Pourquoi le racisme et l’antisémitisme prennent-ils tant d’ampleur dans l’Allemagne du début du XXe siècle, alors qu’elle est la nation la plus éduquée du monde ?

Ce n’est pas uniquement un phénomène allemand. Ni le racisme, ni l’antisémitisme, ni l’eugénisme ne sont nés entre Rhin et Memel. Avant la Première Guerre mondiale, l’Allemagne apparaît comme un havre de paix pour les juifs, et cela, depuis longtemps. Le royaume de Prusse, depuis le XVIIe siècle, a accueilli tous les opprimés d’Europe : les Huguenots français, les juifs qui fuyaient la persécution catholique en Autriche… Il n’y a, par exemple, jamais eu d’affaire Dreyfus en Allemagne. Quand les juifs de Pologne ou de Russie fuient les pogroms qui se déchaînent à la fin du XIXe siècle, c’est en Allemagne qu’ils se rendent. Mais tout change en 1918. Pour les Allemands, la défaite est inexplicable.

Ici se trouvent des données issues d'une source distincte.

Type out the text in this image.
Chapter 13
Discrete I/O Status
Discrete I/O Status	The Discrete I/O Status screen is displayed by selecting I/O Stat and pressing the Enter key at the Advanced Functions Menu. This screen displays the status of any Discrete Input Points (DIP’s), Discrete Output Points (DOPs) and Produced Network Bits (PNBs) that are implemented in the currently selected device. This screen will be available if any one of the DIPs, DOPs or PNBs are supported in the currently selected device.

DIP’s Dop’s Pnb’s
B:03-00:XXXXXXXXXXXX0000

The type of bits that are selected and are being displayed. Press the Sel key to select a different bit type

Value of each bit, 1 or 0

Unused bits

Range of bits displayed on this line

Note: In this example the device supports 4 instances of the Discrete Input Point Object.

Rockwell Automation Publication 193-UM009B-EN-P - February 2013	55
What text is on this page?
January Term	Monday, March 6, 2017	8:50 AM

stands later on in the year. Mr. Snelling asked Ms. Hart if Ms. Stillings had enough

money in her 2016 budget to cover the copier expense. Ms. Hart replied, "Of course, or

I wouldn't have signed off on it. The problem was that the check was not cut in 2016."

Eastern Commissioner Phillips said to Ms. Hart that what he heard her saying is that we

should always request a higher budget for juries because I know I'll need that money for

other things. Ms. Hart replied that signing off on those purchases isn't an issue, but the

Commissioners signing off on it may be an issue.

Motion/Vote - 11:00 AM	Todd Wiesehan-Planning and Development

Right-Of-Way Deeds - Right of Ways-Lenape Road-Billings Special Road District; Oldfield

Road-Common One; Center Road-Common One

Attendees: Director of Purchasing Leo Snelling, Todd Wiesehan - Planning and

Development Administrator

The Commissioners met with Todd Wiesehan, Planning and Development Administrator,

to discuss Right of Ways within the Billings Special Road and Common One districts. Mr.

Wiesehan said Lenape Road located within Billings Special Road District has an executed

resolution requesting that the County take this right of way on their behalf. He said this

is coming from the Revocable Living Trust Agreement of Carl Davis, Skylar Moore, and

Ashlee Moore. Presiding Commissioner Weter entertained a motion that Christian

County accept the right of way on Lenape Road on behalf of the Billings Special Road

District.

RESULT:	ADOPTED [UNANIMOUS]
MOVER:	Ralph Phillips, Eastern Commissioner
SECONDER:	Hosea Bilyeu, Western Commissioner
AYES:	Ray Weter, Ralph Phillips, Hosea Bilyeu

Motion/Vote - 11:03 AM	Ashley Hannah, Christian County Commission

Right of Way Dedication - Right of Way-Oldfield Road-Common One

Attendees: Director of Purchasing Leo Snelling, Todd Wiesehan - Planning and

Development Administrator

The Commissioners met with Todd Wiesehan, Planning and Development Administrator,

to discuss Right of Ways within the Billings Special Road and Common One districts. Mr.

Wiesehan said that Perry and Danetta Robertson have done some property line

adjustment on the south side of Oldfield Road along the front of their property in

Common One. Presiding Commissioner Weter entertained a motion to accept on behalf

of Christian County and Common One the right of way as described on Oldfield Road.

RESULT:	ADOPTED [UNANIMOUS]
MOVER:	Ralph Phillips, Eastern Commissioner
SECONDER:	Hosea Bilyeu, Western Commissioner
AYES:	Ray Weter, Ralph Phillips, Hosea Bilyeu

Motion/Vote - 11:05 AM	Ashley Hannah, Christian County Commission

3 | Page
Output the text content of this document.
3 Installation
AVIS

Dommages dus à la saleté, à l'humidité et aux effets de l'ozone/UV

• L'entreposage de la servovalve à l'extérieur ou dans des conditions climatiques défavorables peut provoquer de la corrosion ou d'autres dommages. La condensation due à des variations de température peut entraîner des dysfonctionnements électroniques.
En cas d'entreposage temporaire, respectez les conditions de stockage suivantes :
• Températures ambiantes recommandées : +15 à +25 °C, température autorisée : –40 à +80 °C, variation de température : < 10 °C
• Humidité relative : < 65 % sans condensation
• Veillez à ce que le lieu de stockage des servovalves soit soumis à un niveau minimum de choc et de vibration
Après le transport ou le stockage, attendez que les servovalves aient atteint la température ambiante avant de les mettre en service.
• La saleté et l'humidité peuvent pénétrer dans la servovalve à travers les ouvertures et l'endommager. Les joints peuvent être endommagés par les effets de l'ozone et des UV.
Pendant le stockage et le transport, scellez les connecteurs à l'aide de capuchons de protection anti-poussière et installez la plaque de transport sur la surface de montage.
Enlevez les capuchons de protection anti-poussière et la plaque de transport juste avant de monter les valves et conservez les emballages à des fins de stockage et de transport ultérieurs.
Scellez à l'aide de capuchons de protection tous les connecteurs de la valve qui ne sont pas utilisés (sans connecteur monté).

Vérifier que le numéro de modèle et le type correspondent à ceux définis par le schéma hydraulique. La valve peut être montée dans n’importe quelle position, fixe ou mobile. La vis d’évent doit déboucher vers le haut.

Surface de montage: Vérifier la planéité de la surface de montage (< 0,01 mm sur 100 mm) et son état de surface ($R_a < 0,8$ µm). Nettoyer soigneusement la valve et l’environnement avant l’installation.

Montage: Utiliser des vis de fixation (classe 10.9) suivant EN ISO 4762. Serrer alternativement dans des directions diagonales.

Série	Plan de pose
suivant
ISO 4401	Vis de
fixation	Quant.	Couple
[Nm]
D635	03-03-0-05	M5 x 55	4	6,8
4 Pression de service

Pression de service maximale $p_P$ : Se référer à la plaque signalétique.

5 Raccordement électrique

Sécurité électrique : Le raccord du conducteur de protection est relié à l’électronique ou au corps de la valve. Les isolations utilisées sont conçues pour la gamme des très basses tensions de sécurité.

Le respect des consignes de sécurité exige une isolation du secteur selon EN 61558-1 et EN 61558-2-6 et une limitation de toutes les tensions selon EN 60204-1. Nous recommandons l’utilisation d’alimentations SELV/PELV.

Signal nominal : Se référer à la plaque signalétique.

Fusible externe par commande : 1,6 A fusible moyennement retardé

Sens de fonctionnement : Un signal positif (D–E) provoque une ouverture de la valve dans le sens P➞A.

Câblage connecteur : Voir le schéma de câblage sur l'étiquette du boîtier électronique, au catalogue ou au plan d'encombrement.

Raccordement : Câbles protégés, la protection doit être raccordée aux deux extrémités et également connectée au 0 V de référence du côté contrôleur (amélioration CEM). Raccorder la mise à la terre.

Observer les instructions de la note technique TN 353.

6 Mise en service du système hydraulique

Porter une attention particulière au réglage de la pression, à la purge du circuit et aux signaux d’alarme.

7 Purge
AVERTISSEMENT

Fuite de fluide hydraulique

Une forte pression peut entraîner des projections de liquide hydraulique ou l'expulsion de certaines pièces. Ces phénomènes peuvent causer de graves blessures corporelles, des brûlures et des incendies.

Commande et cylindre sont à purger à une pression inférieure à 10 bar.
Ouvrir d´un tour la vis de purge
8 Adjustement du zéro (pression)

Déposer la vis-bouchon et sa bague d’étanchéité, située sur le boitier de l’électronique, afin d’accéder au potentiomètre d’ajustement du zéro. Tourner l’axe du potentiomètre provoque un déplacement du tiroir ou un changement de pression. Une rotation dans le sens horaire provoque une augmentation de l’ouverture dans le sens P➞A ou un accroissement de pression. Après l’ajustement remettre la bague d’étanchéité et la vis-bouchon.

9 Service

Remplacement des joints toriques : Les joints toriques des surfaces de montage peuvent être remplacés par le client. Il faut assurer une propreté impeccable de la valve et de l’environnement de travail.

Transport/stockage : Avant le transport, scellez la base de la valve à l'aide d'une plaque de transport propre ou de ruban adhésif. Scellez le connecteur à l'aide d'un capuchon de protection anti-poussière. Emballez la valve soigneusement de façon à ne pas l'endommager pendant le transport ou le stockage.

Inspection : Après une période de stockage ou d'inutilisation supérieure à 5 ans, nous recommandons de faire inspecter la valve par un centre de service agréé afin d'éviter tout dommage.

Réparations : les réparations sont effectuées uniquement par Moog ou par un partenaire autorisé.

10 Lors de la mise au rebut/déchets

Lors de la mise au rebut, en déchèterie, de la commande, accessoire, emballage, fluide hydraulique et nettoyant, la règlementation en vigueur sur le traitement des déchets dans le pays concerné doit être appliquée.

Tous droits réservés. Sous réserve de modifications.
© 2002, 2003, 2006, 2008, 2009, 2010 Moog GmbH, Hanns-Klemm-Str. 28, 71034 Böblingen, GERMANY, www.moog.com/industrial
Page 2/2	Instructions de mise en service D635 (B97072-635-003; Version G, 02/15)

Quand vous avez eu des communiqués de victoire tous les matins et qu’un beau jour, on vous dit que c’est fini, qu’on a perdu, c’est curieux, quand même ! Lorsque vous n’arrivez pas – c’est le cas dans tous les traumatismes sociaux – à donner sens à ce qui se passe, à un bouleversement qui s’opère (que ce soit la peste noire au XIVe siècle, la Révolution française, la Révolution bolchevique…), vous avez recours à ce que l’historien Léon Poliakov appelle la «causalité diabolique». Autrement dit, la théorie du complot… Se développe alors après-guerre un antisémitisme virulent avec la légende du «coup de poignard dans le dos». Les sociaux-démocrates et les communistes, qui ont négocié l’armistice ou qui ont fait la révolution en 1918, ce sont des internationalistes, c’est donc l’anti-Allemagne, ce sont donc des juifs. Les théories racialistes des nazis se retrouvent alors en phase avec une société qui cherche un coupable à tout prix.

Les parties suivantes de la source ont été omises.